Because of the special relationship between a fiduciary and the principal that they act on behalf of, there is a significant risk for abuse and misdeeds performed by a fiduciary. For this reason, the law imposes a high burden of care for fiduciaries to manage tasks for the principal. At the acceptance of the fiduciary relationship, the fiduciary becomes legally obligated to act on behalf of the principal. These actions must be reasonable and in the best interest of the principal, of for the beneficiaries for post-death arrangements of the principal.
Duty of Loyalty
A fiduciary owes a duty of loyalty to the principal or beneficiary. This means that the fiduciary must always act with the best outcome for the principal or beneficiary in mind. A fiduciary may not act with their own interests in mind, and must keep the trust assets separate from their own. A fiduciary cannot loan money to themselves. Any compensation that a fiduciary takes must be above the board, with all parties consenting to a reasonable amount.
Duty of Care
A fiduciary owes a duty of care as well. This principle is intended to prevent unreasonable actions by the fiduciary. In other words, the fiduciary may not take unreasonable risks with the assets that may create a likelihood of diminishing the estate. Also, a fiduciary must take and keep detailed records regarding the assets under their charge, and avail these records to those with whom they have the fiduciary relationship.
Duty of Prudence
Although a guarantor relationship is not created when a fiduciary is managing assets, that fiduciary must manage and invest those assets in a prudent manner. Sound investments must be made. Taxation, inflation, capital return, and the need for liquid assets must be considered. A fiduciary must preserve, protect and grow trust assets in a wise and sensible way.

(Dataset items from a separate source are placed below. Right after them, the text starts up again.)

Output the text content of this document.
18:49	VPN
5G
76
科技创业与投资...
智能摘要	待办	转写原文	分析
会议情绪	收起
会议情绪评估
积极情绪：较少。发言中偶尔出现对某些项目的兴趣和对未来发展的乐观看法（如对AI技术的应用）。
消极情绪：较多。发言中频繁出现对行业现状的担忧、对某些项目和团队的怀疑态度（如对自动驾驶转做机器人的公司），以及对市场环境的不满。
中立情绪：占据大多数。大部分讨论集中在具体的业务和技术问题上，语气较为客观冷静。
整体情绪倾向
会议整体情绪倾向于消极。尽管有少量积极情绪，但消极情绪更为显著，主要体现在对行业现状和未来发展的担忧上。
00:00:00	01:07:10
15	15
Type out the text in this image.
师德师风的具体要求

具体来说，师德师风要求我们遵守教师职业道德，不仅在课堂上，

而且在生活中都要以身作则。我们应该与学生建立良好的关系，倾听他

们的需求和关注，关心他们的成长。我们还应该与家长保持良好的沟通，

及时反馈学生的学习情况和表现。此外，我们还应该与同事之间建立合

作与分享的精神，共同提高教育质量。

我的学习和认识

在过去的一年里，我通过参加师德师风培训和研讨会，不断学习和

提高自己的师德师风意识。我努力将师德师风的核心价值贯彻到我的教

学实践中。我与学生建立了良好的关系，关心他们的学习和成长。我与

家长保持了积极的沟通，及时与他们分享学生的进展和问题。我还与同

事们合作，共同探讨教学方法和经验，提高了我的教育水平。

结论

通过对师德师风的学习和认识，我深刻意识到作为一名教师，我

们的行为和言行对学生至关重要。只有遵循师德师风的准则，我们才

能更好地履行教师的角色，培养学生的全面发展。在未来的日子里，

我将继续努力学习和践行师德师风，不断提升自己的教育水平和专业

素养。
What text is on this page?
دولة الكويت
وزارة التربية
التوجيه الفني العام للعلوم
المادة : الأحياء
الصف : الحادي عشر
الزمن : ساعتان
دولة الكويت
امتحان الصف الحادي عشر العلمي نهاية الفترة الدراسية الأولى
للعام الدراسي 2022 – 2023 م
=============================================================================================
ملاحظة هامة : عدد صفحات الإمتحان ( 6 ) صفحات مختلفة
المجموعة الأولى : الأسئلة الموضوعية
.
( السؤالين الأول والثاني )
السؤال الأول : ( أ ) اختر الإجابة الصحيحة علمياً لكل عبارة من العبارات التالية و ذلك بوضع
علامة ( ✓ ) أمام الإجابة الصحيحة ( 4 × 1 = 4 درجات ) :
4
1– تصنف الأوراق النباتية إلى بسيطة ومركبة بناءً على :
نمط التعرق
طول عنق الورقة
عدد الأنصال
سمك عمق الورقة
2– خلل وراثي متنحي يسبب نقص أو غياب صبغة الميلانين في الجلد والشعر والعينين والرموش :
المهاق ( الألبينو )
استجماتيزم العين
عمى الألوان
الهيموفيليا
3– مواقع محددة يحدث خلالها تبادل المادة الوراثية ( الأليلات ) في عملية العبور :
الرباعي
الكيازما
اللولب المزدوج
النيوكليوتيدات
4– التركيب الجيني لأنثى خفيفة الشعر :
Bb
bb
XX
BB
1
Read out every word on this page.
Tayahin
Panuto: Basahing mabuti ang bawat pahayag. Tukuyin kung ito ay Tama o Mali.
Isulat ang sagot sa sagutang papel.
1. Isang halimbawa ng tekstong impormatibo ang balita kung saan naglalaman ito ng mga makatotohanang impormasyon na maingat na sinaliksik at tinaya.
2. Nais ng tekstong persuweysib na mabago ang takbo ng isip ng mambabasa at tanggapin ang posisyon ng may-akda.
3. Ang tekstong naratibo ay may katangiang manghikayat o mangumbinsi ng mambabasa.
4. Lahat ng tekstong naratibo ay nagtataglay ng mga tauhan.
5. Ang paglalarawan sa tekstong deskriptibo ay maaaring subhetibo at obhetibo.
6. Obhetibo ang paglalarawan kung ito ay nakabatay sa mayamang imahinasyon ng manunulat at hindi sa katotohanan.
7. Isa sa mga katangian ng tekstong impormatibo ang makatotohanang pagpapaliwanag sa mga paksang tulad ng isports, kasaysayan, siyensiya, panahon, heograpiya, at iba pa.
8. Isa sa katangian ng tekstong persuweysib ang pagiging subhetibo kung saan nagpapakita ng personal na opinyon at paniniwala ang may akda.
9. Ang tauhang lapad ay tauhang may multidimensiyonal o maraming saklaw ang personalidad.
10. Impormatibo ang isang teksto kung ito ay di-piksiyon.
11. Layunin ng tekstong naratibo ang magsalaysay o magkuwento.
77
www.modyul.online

Breaching the Fiduciary Duty
There are many ways in which a fiduciary may violate their duties. Failing to maintain accounts, not paying estate and income taxes on behalf of the principal, allowing insurance to lapse, favoring certain beneficiaries over others, or being reckless of too conservative with investments are common examples of potential breaches.
When any fiduciary violates their established duties, they risk personal liability for the degradation of the state they agreed to protect. When an attorney breaches these fiduciary duties, they also risk malpractice, disciplinary action, and even disbarment. Courts take the trusting bond between fiduciary and principal very seriously.
Considerations When Advising Clients
An elder law client may need guidance on who to choose to serve as a fiduciary. Explain to them why the fiduciary they choose for their healthcare power of attorney should be given different consideration than who they choose as the executor of their estate. Fiduciaries serving in various roles might draw on different skill sets and passions, and have more commitments than others.
Many clients underestimate the amount of time and knowledge one may need to be an effective fiduciary. Choosing a child or cousin might seem appropriate, as they are already trusted by the client. Also, the client might feel obligated to select family members. However, does that family member have the expertise needed to invest and manage assets? Do they have the time to commit to it? It can be very helpful to have the client speak with that family member, before selecting them, and make sure the family member is up to the task.
Finally, when selecting a fiduciary, it is very important to analyze whether an independent or interested fiduciary is best for each role. An independent trustee would be one who is not the grantor, nor is related or subordinate party to the grantor, the grantor’s spouse, and is not a beneficiary of the trust, within the meaning of IRC Section 672(c). An independent trustee may provide more benefits to a client. For example, in the EC Medicaid Asset Protection Trust, an independent trustee may distribute to a lifetime beneficiary for any reason with no adverse tax consequences for the trustee. Also, an independent trustee can give completely discretionary distributions, which offers more protections to beneficiaries with creditor problems. In practice, an independent trustee is often a retired accountant or attorney, family friend, or corporate fiduciary.